Alfred Hitchcock’s Psycho (1960) has many bastard offspring—seemingly
innumerable low-rent filmmakers have repurposed the concept of a serial killer
with mommy issues preying upon pretty girls. One such copycat picture is Slipping Into Darkness, which adds a
halfhearted Vietnam-vet angle as a means of suggesting why the main character
is such a menace. To be fair, writer-director Richard Cassidy nearly balances character development and nastiness during a stretch in the middle
of the film’s running time. So while Slipping into Darkness is too
predictable and sluggish to generate real suspense, whenever Cassidy lingers
on scenes of Grahame (Laszlo Papas) trying to connect with sexy coed Karen
(Beverly Ross), he conveys a degree of empathy for Grahame’s social awkwardness
without portraying Karen as standoffish.
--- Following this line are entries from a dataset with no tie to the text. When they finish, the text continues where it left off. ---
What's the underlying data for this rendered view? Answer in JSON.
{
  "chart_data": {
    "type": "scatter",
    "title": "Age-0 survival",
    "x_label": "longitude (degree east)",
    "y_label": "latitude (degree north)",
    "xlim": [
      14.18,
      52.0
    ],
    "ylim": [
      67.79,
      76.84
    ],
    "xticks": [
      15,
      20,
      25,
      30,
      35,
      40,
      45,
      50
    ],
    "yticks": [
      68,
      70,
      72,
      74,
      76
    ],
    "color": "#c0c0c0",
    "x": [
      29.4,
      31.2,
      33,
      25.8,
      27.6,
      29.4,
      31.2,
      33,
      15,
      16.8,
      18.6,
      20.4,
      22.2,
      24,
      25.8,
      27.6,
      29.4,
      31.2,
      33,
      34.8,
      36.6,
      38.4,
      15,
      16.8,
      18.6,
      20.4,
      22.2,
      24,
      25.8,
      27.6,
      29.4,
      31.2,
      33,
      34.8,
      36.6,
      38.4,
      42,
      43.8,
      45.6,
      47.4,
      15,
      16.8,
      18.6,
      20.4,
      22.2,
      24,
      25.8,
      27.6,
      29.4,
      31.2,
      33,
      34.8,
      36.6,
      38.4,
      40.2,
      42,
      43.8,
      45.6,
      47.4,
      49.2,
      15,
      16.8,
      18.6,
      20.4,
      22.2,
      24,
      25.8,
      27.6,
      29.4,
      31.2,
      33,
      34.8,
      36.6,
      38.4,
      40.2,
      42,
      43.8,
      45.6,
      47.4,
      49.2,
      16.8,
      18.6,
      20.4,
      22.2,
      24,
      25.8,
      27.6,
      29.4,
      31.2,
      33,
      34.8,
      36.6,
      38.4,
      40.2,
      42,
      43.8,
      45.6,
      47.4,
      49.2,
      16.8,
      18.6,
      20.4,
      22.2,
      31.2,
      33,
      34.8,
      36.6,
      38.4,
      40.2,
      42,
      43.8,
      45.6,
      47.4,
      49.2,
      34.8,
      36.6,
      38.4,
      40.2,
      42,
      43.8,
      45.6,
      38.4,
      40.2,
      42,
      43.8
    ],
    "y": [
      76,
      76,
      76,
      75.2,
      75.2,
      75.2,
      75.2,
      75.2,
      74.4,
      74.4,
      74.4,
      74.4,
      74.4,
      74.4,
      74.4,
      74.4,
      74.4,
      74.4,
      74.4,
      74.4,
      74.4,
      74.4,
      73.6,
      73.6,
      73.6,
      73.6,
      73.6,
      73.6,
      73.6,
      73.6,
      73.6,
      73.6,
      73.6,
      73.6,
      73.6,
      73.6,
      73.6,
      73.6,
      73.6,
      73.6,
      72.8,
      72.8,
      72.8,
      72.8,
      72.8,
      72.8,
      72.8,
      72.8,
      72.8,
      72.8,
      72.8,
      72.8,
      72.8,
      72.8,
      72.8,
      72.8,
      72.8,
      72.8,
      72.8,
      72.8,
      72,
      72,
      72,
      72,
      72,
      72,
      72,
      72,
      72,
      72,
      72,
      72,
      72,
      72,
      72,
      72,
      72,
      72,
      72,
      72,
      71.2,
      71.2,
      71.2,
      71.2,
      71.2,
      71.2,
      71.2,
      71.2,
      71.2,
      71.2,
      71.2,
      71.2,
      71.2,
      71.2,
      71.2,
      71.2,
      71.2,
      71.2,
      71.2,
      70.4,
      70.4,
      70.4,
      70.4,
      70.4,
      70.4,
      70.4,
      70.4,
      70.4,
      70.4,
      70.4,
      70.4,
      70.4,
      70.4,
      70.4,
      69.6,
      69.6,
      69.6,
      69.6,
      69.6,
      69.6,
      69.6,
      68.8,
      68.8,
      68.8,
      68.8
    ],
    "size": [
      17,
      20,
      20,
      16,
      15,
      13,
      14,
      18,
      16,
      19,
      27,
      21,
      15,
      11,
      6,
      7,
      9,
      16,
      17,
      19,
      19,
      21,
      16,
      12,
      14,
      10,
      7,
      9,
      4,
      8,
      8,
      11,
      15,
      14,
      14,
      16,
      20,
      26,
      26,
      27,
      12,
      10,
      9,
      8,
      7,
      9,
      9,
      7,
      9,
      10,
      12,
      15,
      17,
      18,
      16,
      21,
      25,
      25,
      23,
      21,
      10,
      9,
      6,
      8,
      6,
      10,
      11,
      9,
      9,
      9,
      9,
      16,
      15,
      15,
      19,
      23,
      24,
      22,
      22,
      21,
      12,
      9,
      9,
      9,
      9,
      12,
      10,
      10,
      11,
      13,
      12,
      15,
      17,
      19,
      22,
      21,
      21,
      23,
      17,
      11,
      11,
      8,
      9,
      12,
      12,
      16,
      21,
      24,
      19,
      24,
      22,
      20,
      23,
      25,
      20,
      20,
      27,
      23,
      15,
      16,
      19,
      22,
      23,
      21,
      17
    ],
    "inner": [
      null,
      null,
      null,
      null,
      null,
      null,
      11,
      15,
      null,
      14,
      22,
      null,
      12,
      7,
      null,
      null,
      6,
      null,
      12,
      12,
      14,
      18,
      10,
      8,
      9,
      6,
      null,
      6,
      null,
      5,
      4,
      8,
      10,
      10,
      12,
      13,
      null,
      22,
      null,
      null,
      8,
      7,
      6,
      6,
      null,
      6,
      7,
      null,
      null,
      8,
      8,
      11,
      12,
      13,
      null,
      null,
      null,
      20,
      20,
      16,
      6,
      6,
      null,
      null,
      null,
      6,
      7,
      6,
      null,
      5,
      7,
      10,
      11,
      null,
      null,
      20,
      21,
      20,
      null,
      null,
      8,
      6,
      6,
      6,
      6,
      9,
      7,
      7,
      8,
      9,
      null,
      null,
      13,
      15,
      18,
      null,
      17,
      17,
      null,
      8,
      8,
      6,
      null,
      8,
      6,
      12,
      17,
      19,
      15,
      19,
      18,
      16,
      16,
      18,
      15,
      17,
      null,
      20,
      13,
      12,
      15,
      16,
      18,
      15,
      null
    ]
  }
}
Alas, the material before and after
this section is terrible. The movie gets off to a confusing start with scenes
of Karen leaving the boonies to attend school in a big city. For no good
reason, lots of time elapses before she takes a room in a boarding house
operated by Mrs. Brewer (Belle Mitchell). The landlady’s son, Grahame, lives in
a room down the hall from Karen, so he watches her through a peephole whenever
she entertains male visitors. Things get more and more demented until, inevitably,
Graham turns homicidal—but the plotting never works well enough to achieve the
desired unsettling effect. It doesn’t help that Cassidy includes so many nudie
shots of Ross that he seems like a voyeur. And even though Mitchell and Papas
give somewhat offbeat performances (note the scene where she tells him not to buy
any more cream donuts because they give her “the farts”), their work
is insufficient compensation for the pointless narrative.